Leo era el chico.
Era popular, educado y tenía ese tipo de nombre que se oía en nuestra cocina durante meses en frases a medias y entre risitas con sus amigas.
Cuando por fin él la invitó a salir, Emily salió corriendo por la puerta principal tan rápido que casi tiró el perchero.
Ahora, en el porche, se detuvo y se volvió hacia mí.
“¿Y si digo alguna tontería?”, preguntó.
“Pues dirás algo estúpido y lo superarás”. Sonreí.
“Eso no me tranquiliza”.
“Te irá bien, cariño. Ya le gustas. Esa parte ya está hecha”.
Asintió con la cabeza, exhaló y me abrazó fuerte. Su pelo olía al champú de fresa que me había estado cogiendo prestado de mi ducha desde que tenía 12 años.

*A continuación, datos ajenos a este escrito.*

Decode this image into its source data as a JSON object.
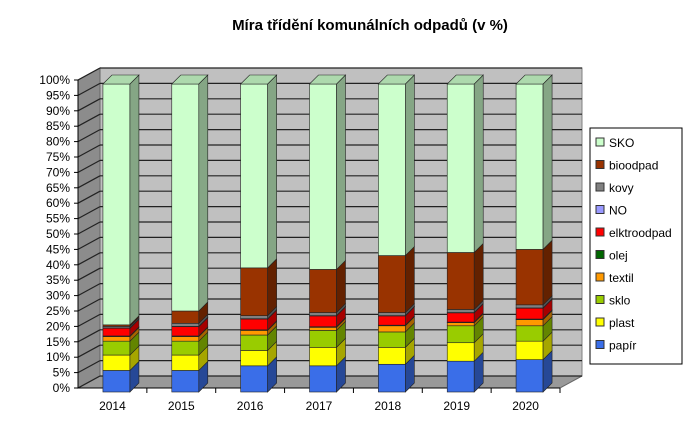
{
  "chart_data": {
    "type": "bar",
    "stacked": true,
    "title": "Míra třídění komunálních odpadů (v %)",
    "xlabel": "",
    "ylabel": "",
    "ylim": [
      0,
      100
    ],
    "yticks": [
      "0%",
      "5%",
      "10%",
      "15%",
      "20%",
      "25%",
      "30%",
      "35%",
      "40%",
      "45%",
      "50%",
      "55%",
      "60%",
      "65%",
      "70%",
      "75%",
      "80%",
      "85%",
      "90%",
      "95%",
      "100%"
    ],
    "categories": [
      "2014",
      "2015",
      "2016",
      "2017",
      "2018",
      "2019",
      "2020"
    ],
    "legend_position": "right",
    "series": [
      {
        "name": "papír",
        "color": "#3a6ee8",
        "values": [
          7,
          7,
          8.5,
          8.5,
          9,
          10,
          10.5
        ]
      },
      {
        "name": "plast",
        "color": "#ffff00",
        "values": [
          5,
          5,
          5,
          6,
          5.5,
          6,
          6
        ]
      },
      {
        "name": "sklo",
        "color": "#99cc00",
        "values": [
          4.5,
          4.5,
          5,
          5.5,
          5,
          5.5,
          5
        ]
      },
      {
        "name": "textil",
        "color": "#ff9900",
        "values": [
          1.5,
          1.5,
          1.5,
          1,
          2,
          1,
          2
        ]
      },
      {
        "name": "olej",
        "color": "#006600",
        "values": [
          0.2,
          0.2,
          0.2,
          0.2,
          0.2,
          0.2,
          0.2
        ]
      },
      {
        "name": "elktroodpad",
        "color": "#ff0000",
        "values": [
          2.5,
          3,
          3.5,
          3.5,
          3,
          3,
          3.5
        ]
      },
      {
        "name": "NO",
        "color": "#9999ff",
        "values": [
          0.1,
          0.1,
          0.1,
          0.1,
          0.1,
          0.1,
          0.1
        ]
      },
      {
        "name": "kovy",
        "color": "#808080",
        "values": [
          0.5,
          1,
          1,
          1,
          1,
          1,
          1
        ]
      },
      {
        "name": "bioodpad",
        "color": "#993300",
        "values": [
          0.5,
          4,
          15.5,
          14,
          18.5,
          18.5,
          18
        ]
      },
      {
        "name": "SKO",
        "color": "#ccffcc",
        "values": [
          78.2,
          73.7,
          59.7,
          60.2,
          55.7,
          54.7,
          53.7
        ]
      }
    ]
  }
}
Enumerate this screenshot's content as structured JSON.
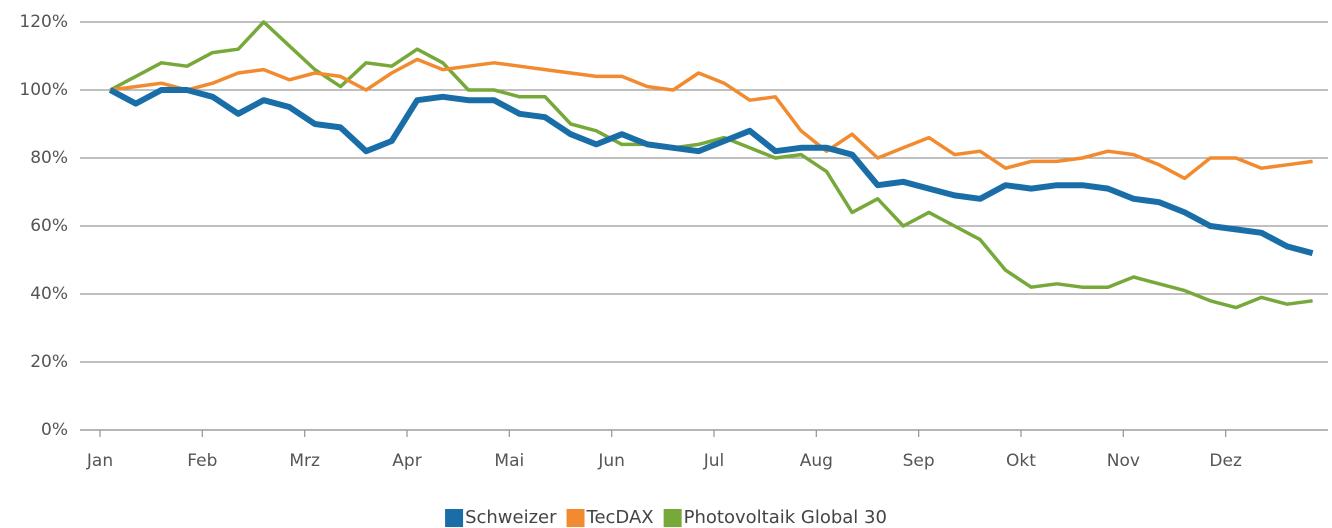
{
  "chart_data": {
    "type": "line",
    "x": [
      0.1,
      0.35,
      0.6,
      0.85,
      1.1,
      1.35,
      1.6,
      1.85,
      2.1,
      2.35,
      2.6,
      2.85,
      3.1,
      3.35,
      3.6,
      3.85,
      4.1,
      4.35,
      4.6,
      4.85,
      5.1,
      5.35,
      5.6,
      5.85,
      6.1,
      6.35,
      6.6,
      6.85,
      7.1,
      7.35,
      7.6,
      7.85,
      8.1,
      8.35,
      8.6,
      8.85,
      9.1,
      9.35,
      9.6,
      9.85,
      10.1,
      10.35,
      10.6,
      10.85,
      11.1,
      11.35,
      11.6,
      11.85
    ],
    "series": [
      {
        "name": "Schweizer",
        "color": "#1a6ea8",
        "values": [
          100,
          96,
          100,
          100,
          98,
          93,
          97,
          95,
          90,
          89,
          82,
          85,
          97,
          98,
          97,
          97,
          93,
          92,
          87,
          84,
          87,
          84,
          83,
          82,
          85,
          88,
          82,
          83,
          83,
          81,
          72,
          73,
          71,
          69,
          68,
          72,
          71,
          72,
          72,
          71,
          68,
          67,
          64,
          60,
          59,
          58,
          54,
          52
        ]
      },
      {
        "name": "TecDAX",
        "color": "#f28a30",
        "values": [
          100,
          101,
          102,
          100,
          102,
          105,
          106,
          103,
          105,
          104,
          100,
          105,
          109,
          106,
          107,
          108,
          107,
          106,
          105,
          104,
          104,
          101,
          100,
          105,
          102,
          97,
          98,
          88,
          82,
          87,
          80,
          83,
          86,
          81,
          82,
          77,
          79,
          79,
          80,
          82,
          81,
          78,
          74,
          80,
          80,
          77,
          78,
          79
        ]
      },
      {
        "name": "Photovoltaik Global 30",
        "color": "#77a83a",
        "values": [
          100,
          104,
          108,
          107,
          111,
          112,
          120,
          113,
          106,
          101,
          108,
          107,
          112,
          108,
          100,
          100,
          98,
          98,
          90,
          88,
          84,
          84,
          83,
          84,
          86,
          83,
          80,
          81,
          76,
          64,
          68,
          60,
          64,
          60,
          56,
          47,
          42,
          43,
          42,
          42,
          45,
          43,
          41,
          38,
          36,
          39,
          37,
          38
        ]
      }
    ],
    "xlim": [
      0,
      12
    ],
    "xticks": [
      {
        "value": 0,
        "label": "Jan"
      },
      {
        "value": 1,
        "label": "Feb"
      },
      {
        "value": 2,
        "label": "Mrz"
      },
      {
        "value": 3,
        "label": "Apr"
      },
      {
        "value": 4,
        "label": "Mai"
      },
      {
        "value": 5,
        "label": "Jun"
      },
      {
        "value": 6,
        "label": "Jul"
      },
      {
        "value": 7,
        "label": "Aug"
      },
      {
        "value": 8,
        "label": "Sep"
      },
      {
        "value": 9,
        "label": "Okt"
      },
      {
        "value": 10,
        "label": "Nov"
      },
      {
        "value": 11,
        "label": "Dez"
      }
    ],
    "ylim": [
      0,
      120
    ],
    "yticks": [
      {
        "value": 0,
        "label": "0%"
      },
      {
        "value": 20,
        "label": "20%"
      },
      {
        "value": 40,
        "label": "40%"
      },
      {
        "value": 60,
        "label": "60%"
      },
      {
        "value": 80,
        "label": "80%"
      },
      {
        "value": 100,
        "label": "100%"
      },
      {
        "value": 120,
        "label": "120%"
      }
    ],
    "grid": true,
    "legend": "bottom"
  }
}
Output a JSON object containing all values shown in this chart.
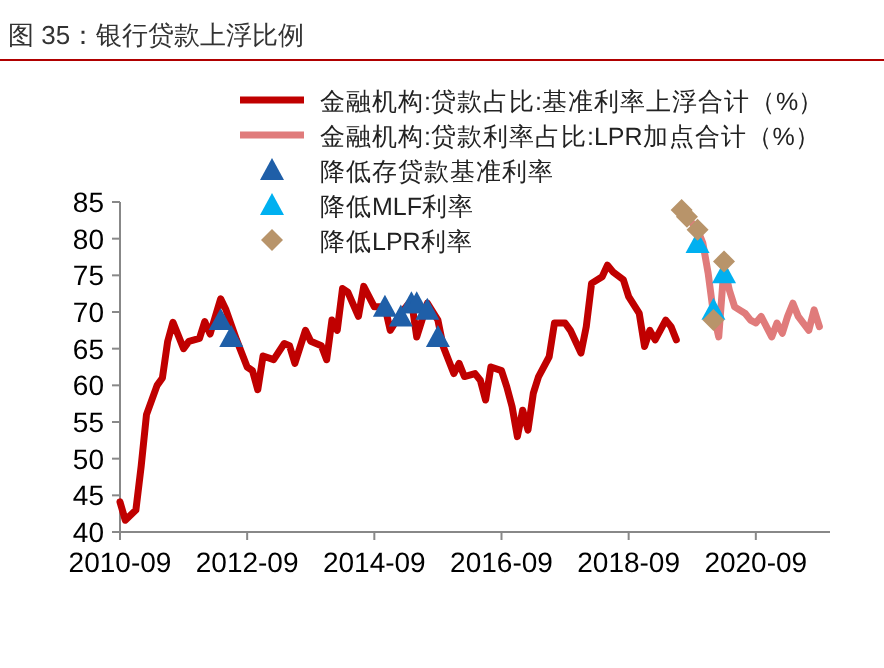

“Vuelve a casa a las diez”, le dije. “¿Vale?”.
“A casa a las diez”, sonrió.
La vi alejarse por el camino. A mitad de camino de la verja, se giró y me hizo un gesto con la mano, igual que solía hacer desde el autobús del colegio cuando tenía seis años.
Le devolví el saludo.
Cuando entré, Din estaba de pie junto a la ventana, muy quieto, mirando la calle desierta.
Ya tenía el móvil en la mano, con la pantalla encendida y los nudillos blancos alrededor de la carcasa.
Tenía el pulgar suspendido sobre el teclado, como si esperara una señal que le hubieran prometido. Su cara era indescifrable, de una forma que nunca antes le había visto.
Casi le pregunté.
Casi crucé la habitación, le levanté la barbilla y le pregunté qué le pasaba.
En lugar de eso, le revolví el pelo y me fui a preparar la cena.
Tres horas más tarde, sonó el teléfono.
Lo cogí sonriendo, esperando oír la voz de mi hija preguntándome si podía quedarse fuera solo 30 minutos más.
Era Leo.
“Hola. ¿Está Emily? No ha aparecido”.
“¿Cómo que no? Se fue hace casi tres horas”, le dije.
“Llevo esperando en la cafetería”, dijo. “La he llamado dos veces. Pero solo suena”.
Durante un segundo, ninguno de los dos dijo nada.
“¿Estás seguro?”, me oí preguntar. “Quizá se haya equivocado de sitio. Quizá esté con una amiga”.
“Lo he comprobado”, dijo Leo. “No ha aparecido”.
Se me hizo un nudo en el estómago. “Si te llama, llámame enseguida”.